Changes in morphology, metabolism, myosin heavy chain gene expression, and functional performances in damaged rabbit muscles with or without transplantation of primary satellite cells were investigated. For this purpose, we damaged bilaterally the fast muscle tibialis anterior (TA) with either 1.5 or 2.6 ml cardiotoxin 10-5 M injections. Primary cultures of satellite cells were autotransplanted unilaterally 5 days after muscle degeneration. Two months postoperation, the masses of damaged TAs, with or without transplantation, were significantly larger than those of the controls. Furthermore, damaged transplanted muscles weighed significantly more than damaged muscles only. The increase in muscle mass was essentially due to increased fiber size. These results were independent of the quantity of cardiotoxin injected into the muscles. Maximal forces were similar in control and 2.6 ml damaged TAs with or without satellite cell transfer. In contrast, 1.5 ml damaged TAs showed a significant decrease in maximal forces that reached the level of controls after transplantation of satellite cells. Fatigue resistance was similar in control and 1.5 ml damaged TAs independently of satellite cell transfer. Fatigue index was significantly higher in 2.6 ml damaged muscles with or without cell transplantation. These changes could be explained in part by muscle metabolism, which shifted towards oxidative activities, and by gene expression of myosin heavy chain isoforms, which presented an increase in type IIa and a decrease in type I and IIb in all damaged muscles with or without cell transfer. Under our experimental conditions, these results show that muscle damage rather than satellite cell transplantation changes muscle metabolism, myosin heavy chain isoform gene expression, and, to a lesser extent, muscle contractile properties. In contrast, muscle weight and fiber size are increased both by muscle damage and by satellite cell transfer.

Transplantation of Adipose Tissue-Derived Stromal Cells Increases Mass and Functional Capacity of Damaged Skeletal Muscle.

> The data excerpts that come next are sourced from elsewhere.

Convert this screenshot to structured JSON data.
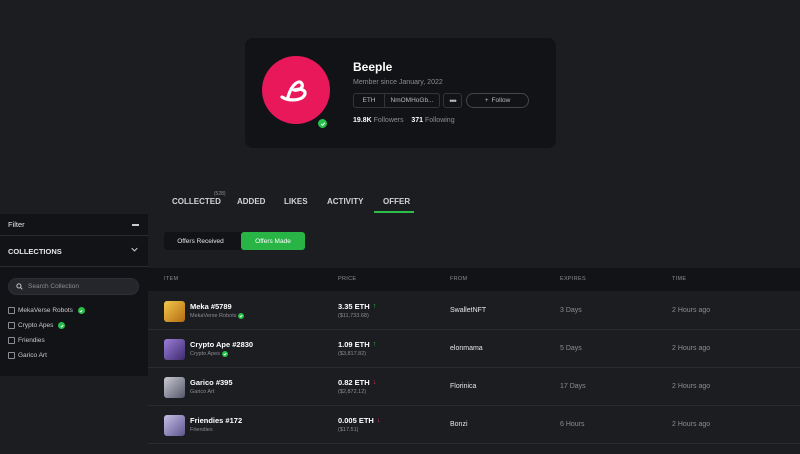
{
  "profile": {
    "name": "Beeple",
    "member_since": "Member since January, 2022",
    "chain": "ETH",
    "address": "NmOMHoGb...",
    "more": "•••",
    "follow_label": "Follow",
    "followers_count": "19.8K",
    "followers_label": "Followers",
    "following_count": "371",
    "following_label": "Following",
    "avatar_color": "#e8185a"
  },
  "tabs": [
    {
      "label": "COLLECTED",
      "count": "(528)"
    },
    {
      "label": "ADDED"
    },
    {
      "label": "LIKES"
    },
    {
      "label": "ACTIVITY"
    },
    {
      "label": "OFFER",
      "active": true
    }
  ],
  "sidebar": {
    "filter_title": "Filter",
    "collections_title": "COLLECTIONS",
    "search_placeholder": "Search Collection",
    "items": [
      {
        "label": "MekaVerse Robots",
        "verified": true
      },
      {
        "label": "Crypto Apes",
        "verified": true
      },
      {
        "label": "Friendies",
        "verified": false
      },
      {
        "label": "Garico Art",
        "verified": false
      }
    ]
  },
  "offer_toggle": {
    "received": "Offers Received",
    "made": "Offers Made"
  },
  "table": {
    "headers": {
      "item": "ITEM",
      "price": "PRICE",
      "from": "FROM",
      "expires": "EXPIRES",
      "time": "TIME"
    },
    "rows": [
      {
        "name": "Meka #5789",
        "collection": "MekaVerse Robots",
        "verified": true,
        "price": "3.35 ETH",
        "trend": "up",
        "usd": "($11,733.68)",
        "from": "SwalletNFT",
        "expires": "3 Days",
        "time": "2 Hours ago",
        "thumb_color": "#d9a21a"
      },
      {
        "name": "Crypto Ape #2830",
        "collection": "Crypto Apes",
        "verified": true,
        "price": "1.09 ETH",
        "trend": "up",
        "usd": "($3,817.82)",
        "from": "elonmama",
        "expires": "5 Days",
        "time": "2 Hours ago",
        "thumb_color": "#6b4ea8"
      },
      {
        "name": "Garico #395",
        "collection": "Garico Art",
        "verified": false,
        "price": "0.82 ETH",
        "trend": "down",
        "usd": "($2,872.12)",
        "from": "Florinica",
        "expires": "17 Days",
        "time": "2 Hours ago",
        "thumb_color": "#9a9ca8"
      },
      {
        "name": "Friendies #172",
        "collection": "Friendies",
        "verified": false,
        "price": "0.005 ETH",
        "trend": "down",
        "usd": "($17.51)",
        "from": "Bonzi",
        "expires": "6 Hours",
        "time": "2 Hours ago",
        "thumb_color": "#8a7fb6"
      }
    ]
  },
  "colors": {
    "accent": "#2bbf4a",
    "down": "#e8344a"
  }
}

The regenerating skeletal muscle environment is capable of inducing uncommitted progenitors to terminally differentiate. The aim of this work was to determine whether adipose tissue-derived stromal cells were able to participate in muscle regeneration and to characterize the effect on muscle mass and functional capacities after transplantation of these cells. Adipose tissue stromal cells labeled with Adv cyto LacZ from 3-day-old primary cultures (SVF1) were autotransplanted into damaged tibialis anterior muscles. Fifteen days later, ß-galactosidase staining of regenerated fibers was detected, showing participation of these cells in muscle regeneration. Two months after SVF1 cell transfer, muscles were heavier, showed a significantly larger fiber section area, and developed a significantly higher maximal force compared with damaged control muscles. These results are similar to those previously obtained after satellite cell transplantation. However, SVF1 transfer also generated a small amount of adipose tissue localized along the needle course. To minimize these adipose contaminants, we transferred cells from 7-day-old secondary cultures of the SVF1, containing only a small proportion of already engaged preadipocytes (SVF2). Under these conditions, no adipose tissue was observed in regenerated muscle but there was also no effect on muscle performances compared with damaged control muscles. This result provides further evidence for the existence of progenitor cells in the stromal fraction of freshly isolated adipose tissue cells, which, under our conditions, keep some of their pluripotent properties in primary cultures.